Como la economía y el poderío ruso no son suficientes, Putin ha buscado la complicidad de otros estados enfrentados de un modo u otro a occidente, por sus propios motivos. Y así se ha configurado una constelación autocrática en torno al eje Rusia-Irán-China, más sus respectivos satélites, de Corea del Norte a Venezuela y las facciones de Hamás, Hezbollah y los hutíes yemeníes.
El apaciguamiento sigue teniendo muchos partidarios, desde el papa Francisco al expresidente Trump, pasando por la coalición rojiparda
Todo esto es incomprensible para el pacifismo mágico, la ideología de Davos y el wokismo de campus americano. La guerra lleva al extremo la combinación de motivos irracionales y racionalidad técnica, tan humana. Rusia, o mejor su oligarquía, ha elegido la guerra por ambición imperialista; Irán, o sus ayatolas, para exterminar a Israel y convertirse en la potencia islámica hegemónica; China, o mejor su partido comunista, persigue la hegemonía mundial basada en su capitalismo sin libertad política y fuerza militar. Otros gigantes, como India o el Brasil de Lula, observan y esperan, mientras es posible que Estados Unidos elija el aislacionismo tramposo de Trump.
Empeñarse en que las autocracias pueden ser aplacadas con concesiones y pacifismo pasivo empeora el riesgo de guerra abierta; se ha dicho hasta la saciedad, basándose en el desastroso precedente del apaciguamiento de la Alemania nazi. Pero el apaciguamiento sigue teniendo muchos partidarios, desde el papa Francisco al expresidente Trump, pasando por la coalición rojiparda: ¿por qué arriesgarse por Ucrania? ¿por qué no pactar un nuevo reparto del mundo, y llamarlo “paz”? ¿por qué no admitir que la democracia es un sistema entre otros, y dejar que cada país -como exigieron Xi Jinping y Putin justo antes de atacar a Ucrania- entienda su “democracia” como quiera?

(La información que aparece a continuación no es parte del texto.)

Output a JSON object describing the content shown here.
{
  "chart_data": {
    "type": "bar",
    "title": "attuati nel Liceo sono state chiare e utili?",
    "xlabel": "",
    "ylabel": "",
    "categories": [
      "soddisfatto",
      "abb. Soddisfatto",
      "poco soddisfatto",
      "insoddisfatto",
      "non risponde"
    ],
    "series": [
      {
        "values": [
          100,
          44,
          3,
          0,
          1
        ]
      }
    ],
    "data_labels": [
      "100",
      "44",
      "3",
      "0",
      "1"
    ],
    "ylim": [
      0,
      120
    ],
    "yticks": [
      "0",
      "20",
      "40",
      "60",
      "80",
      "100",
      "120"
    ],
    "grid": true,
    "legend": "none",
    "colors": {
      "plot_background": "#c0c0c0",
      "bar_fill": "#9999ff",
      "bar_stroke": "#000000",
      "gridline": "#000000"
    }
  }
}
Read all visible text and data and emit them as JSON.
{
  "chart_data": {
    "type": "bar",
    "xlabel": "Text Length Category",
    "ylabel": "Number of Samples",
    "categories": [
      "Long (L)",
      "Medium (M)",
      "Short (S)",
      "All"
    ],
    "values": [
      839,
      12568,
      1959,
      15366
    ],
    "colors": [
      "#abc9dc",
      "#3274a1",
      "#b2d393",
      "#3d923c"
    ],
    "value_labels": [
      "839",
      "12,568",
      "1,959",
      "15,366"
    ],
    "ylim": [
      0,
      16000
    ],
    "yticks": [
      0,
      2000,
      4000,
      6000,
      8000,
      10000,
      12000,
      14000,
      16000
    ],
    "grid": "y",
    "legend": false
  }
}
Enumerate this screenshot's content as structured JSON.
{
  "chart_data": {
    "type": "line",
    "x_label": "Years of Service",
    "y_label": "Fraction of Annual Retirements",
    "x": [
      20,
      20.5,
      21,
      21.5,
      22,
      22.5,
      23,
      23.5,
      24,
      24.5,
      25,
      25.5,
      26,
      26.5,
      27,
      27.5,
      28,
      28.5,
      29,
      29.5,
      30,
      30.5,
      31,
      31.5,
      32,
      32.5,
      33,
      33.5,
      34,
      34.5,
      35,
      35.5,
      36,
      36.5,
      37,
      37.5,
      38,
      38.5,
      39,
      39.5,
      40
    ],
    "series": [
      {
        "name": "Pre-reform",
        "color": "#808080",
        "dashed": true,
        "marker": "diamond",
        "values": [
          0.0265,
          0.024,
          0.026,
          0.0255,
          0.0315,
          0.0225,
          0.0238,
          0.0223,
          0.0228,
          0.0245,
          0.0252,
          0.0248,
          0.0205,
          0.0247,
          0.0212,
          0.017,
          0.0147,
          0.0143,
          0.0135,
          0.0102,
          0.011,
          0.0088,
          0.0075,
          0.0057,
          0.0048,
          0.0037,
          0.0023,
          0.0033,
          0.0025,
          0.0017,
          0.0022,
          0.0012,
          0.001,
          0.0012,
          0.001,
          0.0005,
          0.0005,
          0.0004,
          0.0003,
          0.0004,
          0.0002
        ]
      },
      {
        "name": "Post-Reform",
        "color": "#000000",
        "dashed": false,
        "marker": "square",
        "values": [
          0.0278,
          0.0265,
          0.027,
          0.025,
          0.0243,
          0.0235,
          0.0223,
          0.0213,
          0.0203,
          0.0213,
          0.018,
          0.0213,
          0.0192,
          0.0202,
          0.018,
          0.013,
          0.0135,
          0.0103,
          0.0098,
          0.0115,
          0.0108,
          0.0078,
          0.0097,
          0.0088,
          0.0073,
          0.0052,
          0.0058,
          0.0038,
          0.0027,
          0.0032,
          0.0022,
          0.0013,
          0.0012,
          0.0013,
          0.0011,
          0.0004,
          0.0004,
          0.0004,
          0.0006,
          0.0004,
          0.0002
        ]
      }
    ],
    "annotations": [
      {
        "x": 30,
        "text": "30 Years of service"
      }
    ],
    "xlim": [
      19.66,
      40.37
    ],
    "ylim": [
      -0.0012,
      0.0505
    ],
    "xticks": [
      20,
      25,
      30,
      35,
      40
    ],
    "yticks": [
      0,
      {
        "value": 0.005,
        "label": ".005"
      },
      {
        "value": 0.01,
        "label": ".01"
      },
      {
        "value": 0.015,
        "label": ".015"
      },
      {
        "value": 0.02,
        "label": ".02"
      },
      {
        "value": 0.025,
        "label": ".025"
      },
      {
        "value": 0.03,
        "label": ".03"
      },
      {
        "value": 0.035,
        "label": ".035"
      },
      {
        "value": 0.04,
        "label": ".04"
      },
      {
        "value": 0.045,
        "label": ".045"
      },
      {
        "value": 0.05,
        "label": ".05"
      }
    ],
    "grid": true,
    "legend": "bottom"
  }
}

Olvidémonos de la cultura Lennon
Hay dos buenas razones para luchar por Ucrania y prepararse para la guerra, aparte de las morales. La primera es que Ucrania es el nuevo Vietnam de las autocracias empeñadas en barrer la democracia del mundo, que no en adaptarla a su cultura; la primera ficha de un dominó que va desde Kiev a Lisboa. La segunda ya se ha dicho: el único modo de impedir la guerra es que el probable agresor piense que no podrá ganarla. Es el momento de meter a Lennon en el baúl de los trastos, echar a Sánchez (¡imagínate una guerra con él y su tropa al mando!) y leer con atención a los clásicos del problema, de Sun Tzu a Schmitt pasando por Maquiavelo y Francisco Suárez. Nos va la guerra en ello, ya está llamando a la puerta de casa.